Asfixiada por las tradiciones rurales y la brutalidad de las condiciones de vida, la frágil protagonista interpretada por una excelente Anja Plaschg caerá en una peligrosa e indescifrable espiral de locura en medio de la frustrante incomprensión del entorno.
Sin efectismo alguno pero una tremenda brutalidad, los directores Veronika Franz y Severin Fiala asimilan la posesión demoniaca con la depresión en una árida y oscurísima película que encuentra su propio lenguaje en los tenebristas paisajes interiores de las chozas iluminadas con luz natural y los tétricos bosques austriacos en pleno invierno. El presente se hace real en el siglo XVIII adoptando un punto de vista netamente femenino que, como se cuece a fuego lento, se va infiltrando poco a poco sin impresión de vender ideología.

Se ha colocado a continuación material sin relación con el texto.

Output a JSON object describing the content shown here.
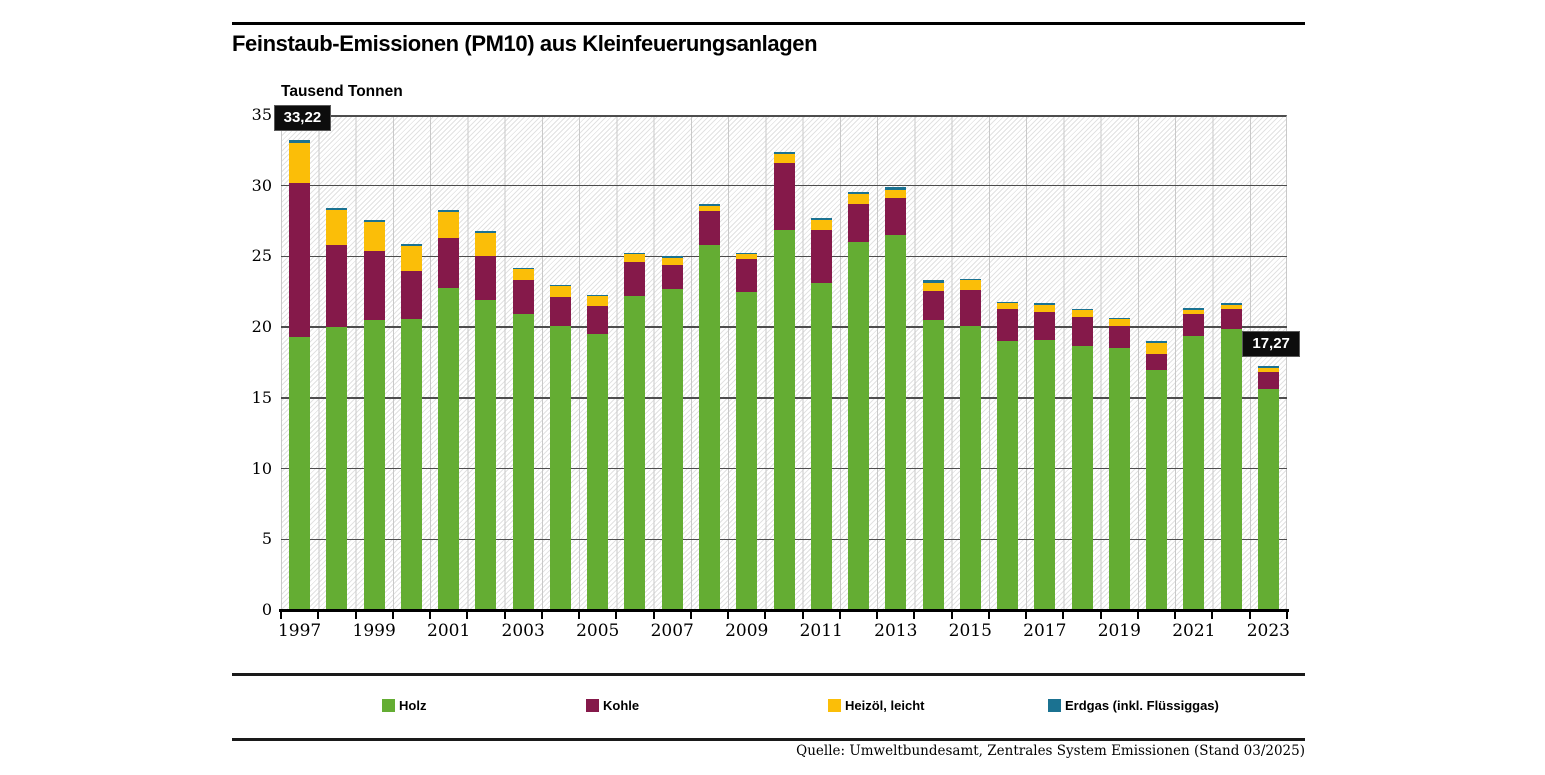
{
  "page": {
    "title": "Feinstaub-Emissionen (PM10) aus Kleinfeuerungsanlagen",
    "unit_label": "Tausend Tonnen",
    "source": "Quelle: Umweltbundesamt, Zentrales System Emissionen (Stand 03/2025)"
  },
  "chart_data": {
    "type": "bar",
    "stacked": true,
    "title": "Feinstaub-Emissionen (PM10) aus Kleinfeuerungsanlagen",
    "ylabel": "Tausend Tonnen",
    "ylim": [
      0,
      35
    ],
    "yticks": [
      0,
      5,
      10,
      15,
      20,
      25,
      30,
      35
    ],
    "grid": "horizontal",
    "plot_background": "diagonal-hatch",
    "legend_position": "bottom",
    "categories": [
      "1997",
      "1998",
      "1999",
      "2000",
      "2001",
      "2002",
      "2003",
      "2004",
      "2005",
      "2006",
      "2007",
      "2008",
      "2009",
      "2010",
      "2011",
      "2012",
      "2013",
      "2014",
      "2015",
      "2016",
      "2017",
      "2018",
      "2019",
      "2020",
      "2021",
      "2022",
      "2023"
    ],
    "xtick_labels": [
      "1997",
      "1999",
      "2001",
      "2003",
      "2005",
      "2007",
      "2009",
      "2011",
      "2013",
      "2015",
      "2017",
      "2019",
      "2021",
      "2023"
    ],
    "series": [
      {
        "name": "Holz",
        "color": "#64ad33",
        "values": [
          19.3,
          20.0,
          20.5,
          20.6,
          22.8,
          21.9,
          20.9,
          20.1,
          19.5,
          22.2,
          22.7,
          25.8,
          22.5,
          26.9,
          23.1,
          26.0,
          26.5,
          20.5,
          20.1,
          19.0,
          19.1,
          18.7,
          18.5,
          17.0,
          19.4,
          19.9,
          15.65
        ]
      },
      {
        "name": "Kohle",
        "color": "#85194a",
        "values": [
          10.9,
          5.8,
          4.9,
          3.35,
          3.5,
          3.15,
          2.4,
          2.05,
          2.0,
          2.4,
          1.7,
          2.4,
          2.3,
          4.7,
          3.8,
          2.7,
          2.6,
          2.05,
          2.5,
          2.3,
          2.0,
          2.0,
          1.55,
          1.1,
          1.5,
          1.35,
          1.15
        ]
      },
      {
        "name": "Heizöl, leicht",
        "color": "#fbbe08",
        "values": [
          2.85,
          2.45,
          2.05,
          1.8,
          1.85,
          1.6,
          0.8,
          0.75,
          0.7,
          0.55,
          0.5,
          0.4,
          0.35,
          0.65,
          0.65,
          0.7,
          0.6,
          0.55,
          0.7,
          0.4,
          0.5,
          0.5,
          0.5,
          0.8,
          0.3,
          0.35,
          0.31
        ]
      },
      {
        "name": "Erdgas (inkl. Flüssiggas)",
        "color": "#1b7291",
        "values": [
          0.17,
          0.15,
          0.15,
          0.15,
          0.15,
          0.12,
          0.1,
          0.1,
          0.1,
          0.1,
          0.1,
          0.1,
          0.1,
          0.15,
          0.15,
          0.15,
          0.2,
          0.2,
          0.1,
          0.1,
          0.1,
          0.1,
          0.1,
          0.1,
          0.15,
          0.1,
          0.16
        ]
      }
    ],
    "annotations": [
      {
        "category": "1997",
        "label": "33,22"
      },
      {
        "category": "2023",
        "label": "17,27"
      }
    ],
    "axis_color": "#000000",
    "gridline_color": "#4d4d4d"
  }
}
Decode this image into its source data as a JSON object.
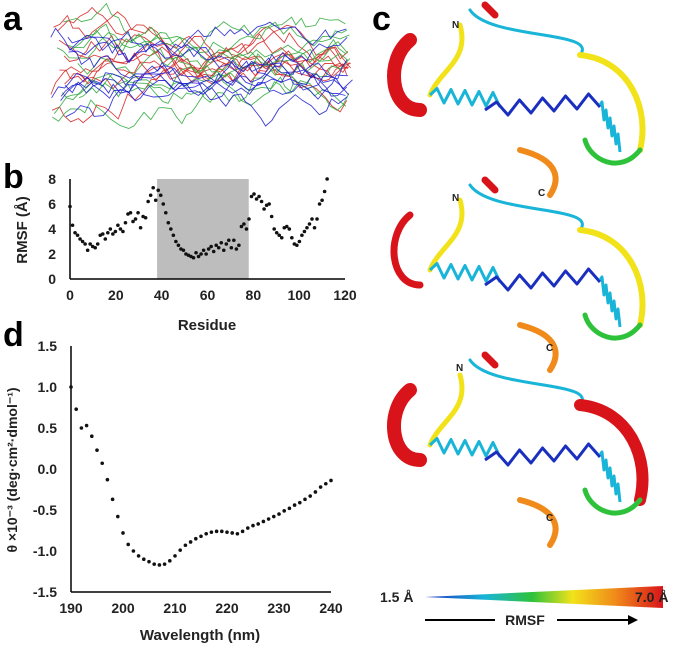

Visualmente arrebatadora, dotada de una atmósfera innegable y repleta de estampas dignas de la pintura del Siglo de Oro holandés sin cursilería alguna, la película se arrastra lentamente hacia la tragedia mientras se detiene narra en los rituales religiosos y quehaceres diarios en el bosque. El baño del diablo puede que se parezca a La bruja de Robert Eggers, pero es una película infinitamente más difícil y árida, cuya voluntad de llevar al extremo la estampa costumbrista provoca que acabe resultando anodina. Carente de todo sentido del suspense, aunque con un aroma trágico innegable, la película no llega a canalizar del todo los malos augurios y llega a caer en el aburrimiento, ocasionalmente salvado por su actriz principal y la impresión de que, en efecto, nos aproximamos a un punto de ruptura.
Todo conduce, efectivamente, a un desenlace aterrador donde la película se aproxima al territorio del holocausto de Ruggero Deodato o Ari Aster. Una fiesta final donde el filme justifica su triunfo en el último festival de Sitges y Berlín libera toda la melancolía acumulada las dos horas anteriores a base de una crueldad que, esta vez sí, resulta hipnótica y probablemente inolvidable, pese a las irregularidades del camino.